Dans ce courant, nous faisons modestement ce qui est recommandé par l’histoire (par exemple l’histoire du parti communiste français au début des années trente) : nous allons aux masses. Nous avons reçu soixante dix mille soutiens en deux semaines, et créé quatre cent cercles d’appui. Nous voulons avant tout faire reculer l’influence du Front National dans les usines, les bureaux et des campagnes.

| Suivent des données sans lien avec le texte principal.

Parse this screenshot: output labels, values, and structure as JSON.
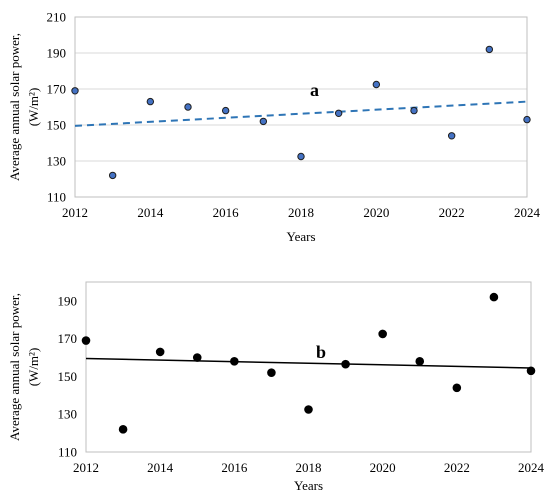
{
  "chart_data": [
    {
      "type": "scatter",
      "panel_label": "a",
      "x": [
        2012,
        2013,
        2014,
        2015,
        2016,
        2017,
        2018,
        2019,
        2020,
        2021,
        2022,
        2023,
        2024
      ],
      "y": [
        169,
        122,
        163,
        160,
        158,
        152,
        132.5,
        156.5,
        172.5,
        158,
        144,
        192,
        153
      ],
      "trendline": {
        "style": "dashed",
        "from": [
          2012,
          149.5
        ],
        "to": [
          2024,
          163
        ]
      },
      "xlabel": "Years",
      "ylabel_line1": "Average annual solar power,",
      "ylabel_line2": "(W/m²)",
      "xlim": [
        2012,
        2024
      ],
      "ylim": [
        110,
        210
      ],
      "xticks": [
        2012,
        2014,
        2016,
        2018,
        2020,
        2022,
        2024
      ],
      "yticks": [
        110,
        130,
        150,
        170,
        190,
        210
      ],
      "grid": true,
      "colors": {
        "marker_fill": "#4472c4",
        "marker_edge": "#1f1f1f",
        "trendline": "#2e75b6"
      }
    },
    {
      "type": "scatter",
      "panel_label": "b",
      "x": [
        2012,
        2013,
        2014,
        2015,
        2016,
        2017,
        2018,
        2019,
        2020,
        2021,
        2022,
        2023,
        2024
      ],
      "y": [
        169,
        122,
        163,
        160,
        158,
        152,
        132.5,
        156.5,
        172.5,
        158,
        144,
        192,
        153
      ],
      "trendline": {
        "style": "solid",
        "from": [
          2012,
          159.5
        ],
        "to": [
          2024,
          154.5
        ]
      },
      "xlabel": "Years",
      "ylabel_line1": "Average annual solar power,",
      "ylabel_line2": "(W/m²)",
      "xlim": [
        2012,
        2024
      ],
      "ylim": [
        110,
        200
      ],
      "xticks": [
        2012,
        2014,
        2016,
        2018,
        2020,
        2022,
        2024
      ],
      "yticks": [
        110,
        130,
        150,
        170,
        190
      ],
      "grid": false,
      "colors": {
        "marker_fill": "#000000",
        "marker_edge": "#000000",
        "trendline": "#000000"
      }
    }
  ]
}
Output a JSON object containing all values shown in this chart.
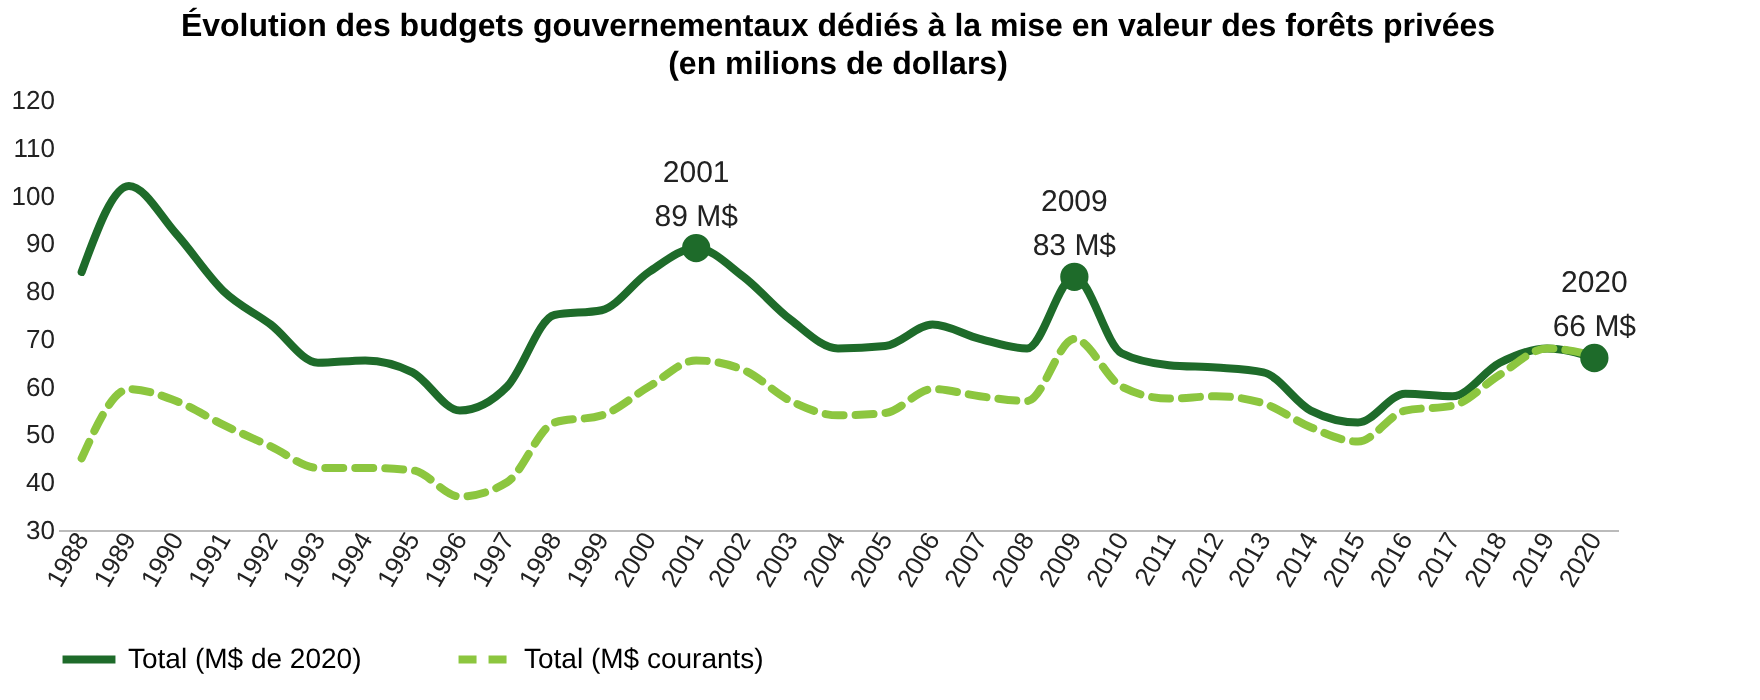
{
  "chart_data": {
    "type": "line",
    "title": "Évolution des budgets gouvernementaux dédiés à la mise en valeur des forêts privées",
    "subtitle": "(en milions de dollars)",
    "categories": [
      "1988",
      "1989",
      "1990",
      "1991",
      "1992",
      "1993",
      "1994",
      "1995",
      "1996",
      "1997",
      "1998",
      "1999",
      "2000",
      "2001",
      "2002",
      "2003",
      "2004",
      "2005",
      "2006",
      "2007",
      "2008",
      "2009",
      "2010",
      "2011",
      "2012",
      "2013",
      "2014",
      "2015",
      "2016",
      "2017",
      "2018",
      "2019",
      "2020"
    ],
    "series": [
      {
        "name": "Total (M$ de 2020)",
        "color": "#1e6b2a",
        "line_style": "solid",
        "values": [
          84,
          102,
          92,
          80,
          73,
          65,
          65.5,
          63,
          55,
          60,
          75,
          76,
          84,
          89,
          83,
          74,
          68,
          68.5,
          73,
          70,
          68,
          83,
          67,
          64.5,
          64,
          63,
          55,
          52.5,
          58.5,
          58,
          65,
          68,
          66
        ]
      },
      {
        "name": "Total (M$ courants)",
        "color": "#8cc63f",
        "line_style": "dashed",
        "values": [
          45,
          59.5,
          57,
          52,
          47.5,
          43,
          43,
          42.5,
          37,
          40,
          52.5,
          54,
          60,
          65.5,
          63.5,
          57,
          54,
          54.5,
          59.5,
          58,
          57,
          70,
          60,
          57.5,
          58,
          56.5,
          51.5,
          48.5,
          55,
          56,
          62.5,
          68,
          66.5
        ]
      },
      {
        "type": "scatter",
        "color": "#1e6b2a",
        "marker": "circle",
        "values": [
          null,
          null,
          null,
          null,
          null,
          null,
          null,
          null,
          null,
          null,
          null,
          null,
          null,
          89,
          null,
          null,
          null,
          null,
          null,
          null,
          null,
          83,
          null,
          null,
          null,
          null,
          null,
          null,
          null,
          null,
          null,
          null,
          66
        ]
      }
    ],
    "annotations": [
      {
        "text": "2001\n89 M$",
        "x": "2001",
        "y": 89
      },
      {
        "text": "2009\n83 M$",
        "x": "2009",
        "y": 83
      },
      {
        "text": "2020\n66 M$",
        "x": "2020",
        "y": 66
      }
    ],
    "ylim": [
      30,
      120
    ],
    "yticks": [
      30,
      40,
      50,
      60,
      70,
      80,
      90,
      100,
      110,
      120
    ],
    "grid": false,
    "legend": "bottom",
    "marker": "none"
  }
}
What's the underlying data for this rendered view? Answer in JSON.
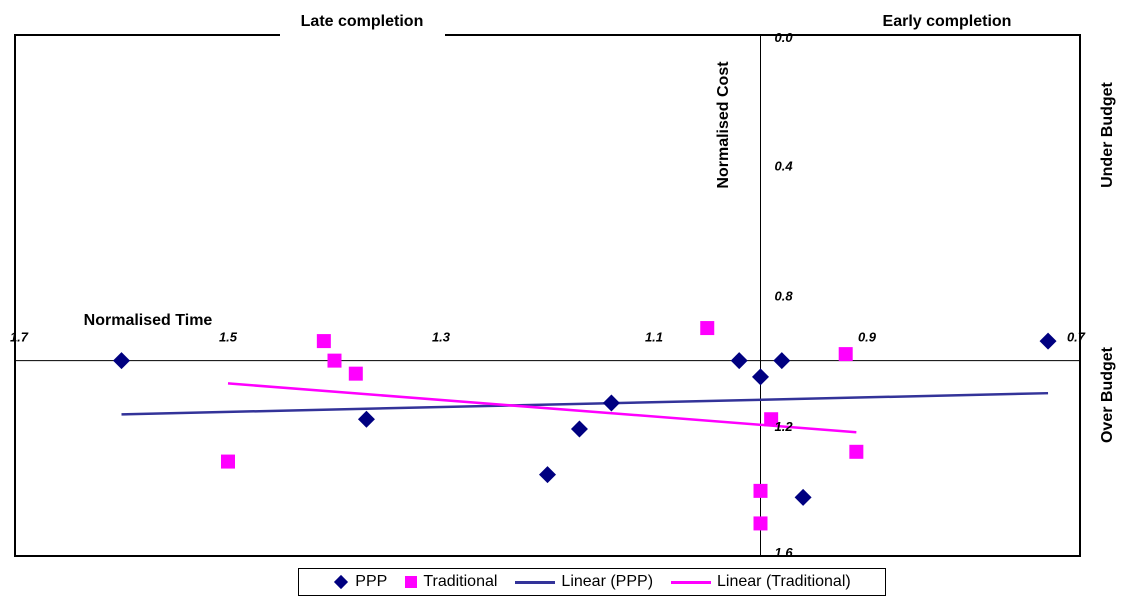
{
  "chart_data": {
    "type": "scatter",
    "xlabel": "Normalised Time",
    "ylabel": "Normalised Cost",
    "x_reversed": true,
    "y_reversed": true,
    "xlim": [
      0.7,
      1.7
    ],
    "ylim": [
      0.0,
      1.6
    ],
    "x_ticks": [
      "1.7",
      "1.5",
      "1.3",
      "1.1",
      "0.9",
      "0.7"
    ],
    "y_ticks": [
      "0.0",
      "0.4",
      "0.8",
      "1.2",
      "1.6"
    ],
    "annotations": {
      "top_left": "Late completion",
      "top_right": "Early completion",
      "right_top": "Under Budget",
      "right_bottom": "Over Budget"
    },
    "series": [
      {
        "name": "PPP",
        "marker": "diamond",
        "color": "#000080",
        "points": [
          [
            1.6,
            1.0
          ],
          [
            1.37,
            1.18
          ],
          [
            1.2,
            1.35
          ],
          [
            1.17,
            1.21
          ],
          [
            1.14,
            1.13
          ],
          [
            1.02,
            1.0
          ],
          [
            1.0,
            1.05
          ],
          [
            0.98,
            1.0
          ],
          [
            0.96,
            1.42
          ],
          [
            0.73,
            0.94
          ]
        ]
      },
      {
        "name": "Traditional",
        "marker": "square",
        "color": "#ff00ff",
        "points": [
          [
            1.5,
            1.31
          ],
          [
            1.41,
            0.94
          ],
          [
            1.4,
            1.0
          ],
          [
            1.38,
            1.04
          ],
          [
            1.05,
            0.9
          ],
          [
            1.0,
            1.4
          ],
          [
            1.0,
            1.5
          ],
          [
            0.99,
            1.18
          ],
          [
            0.92,
            0.98
          ],
          [
            0.91,
            1.28
          ]
        ]
      },
      {
        "name": "Linear (PPP)",
        "type": "line",
        "color": "#333399",
        "points": [
          [
            1.6,
            1.165
          ],
          [
            0.73,
            1.1
          ]
        ]
      },
      {
        "name": "Linear (Traditional)",
        "type": "line",
        "color": "#ff00ff",
        "points": [
          [
            1.5,
            1.07
          ],
          [
            0.91,
            1.22
          ]
        ]
      }
    ],
    "legend": [
      "PPP",
      "Traditional",
      "Linear (PPP)",
      "Linear (Traditional)"
    ],
    "legend_position": "bottom"
  }
}
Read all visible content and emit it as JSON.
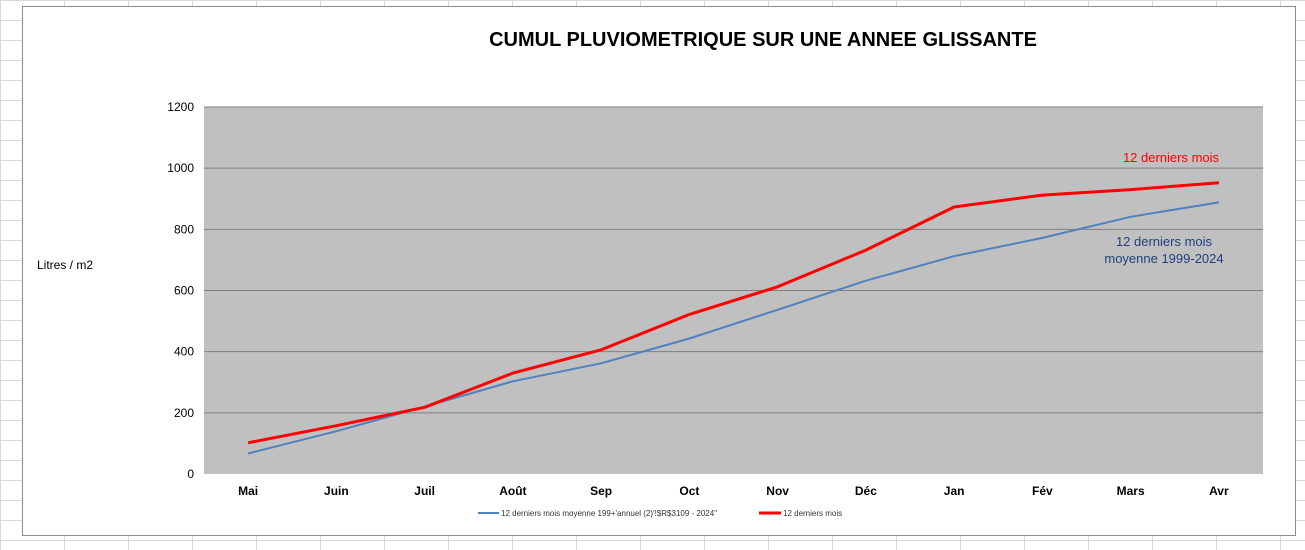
{
  "chart_data": {
    "type": "line",
    "title": "CUMUL PLUVIOMETRIQUE SUR UNE ANNEE GLISSANTE",
    "xlabel": "",
    "ylabel": "Litres / m2",
    "ylim": [
      0,
      1200
    ],
    "yticks": [
      0,
      200,
      400,
      600,
      800,
      1000,
      1200
    ],
    "grid": true,
    "legend_position": "bottom",
    "categories": [
      "Mai",
      "Juin",
      "Juil",
      "Août",
      "Sep",
      "Oct",
      "Nov",
      "Déc",
      "Jan",
      "Fév",
      "Mars",
      "Avr"
    ],
    "series": [
      {
        "name": "12 derniers mois moyenne 199+'annuel  (2)'!$R$3109 - 2024\"",
        "color": "#4f81bd",
        "values": [
          67,
          140,
          220,
          303,
          362,
          443,
          537,
          632,
          712,
          772,
          841,
          888
        ]
      },
      {
        "name": "12 derniers mois",
        "color": "#ff0000",
        "values": [
          102,
          158,
          218,
          330,
          406,
          522,
          612,
          732,
          873,
          912,
          930,
          952
        ]
      }
    ],
    "annotations": [
      {
        "text": "12 derniers mois",
        "color": "#ff0000"
      },
      {
        "text": "12 derniers mois",
        "color": "#1f3f7f"
      },
      {
        "text": "moyenne 1999-2024",
        "color": "#1f3f7f"
      }
    ],
    "colors": {
      "plot_background": "#c0c0c0",
      "gridline": "#7f7f7f"
    }
  }
}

Comment ? En y allant, en organisant des rencontres, des débats, des « banquets citoyens ». Nous voulons que la candidature citoyenne (portée par Jean-Luc Mélenchon) fasse davantage de voix que celle de Hollande et que celle de Le Pen, au premier tour. Nous voulons un second tour entre JLM et Juppé. Et surtout, au delà de 2017, nous voulons une vraie gauche reconstruite.
Comme je sais que Paul Jorion est un homme honnête et intelligent, j’attends seulement de lui qu’il observe et reste attentif à ce qui va suivre.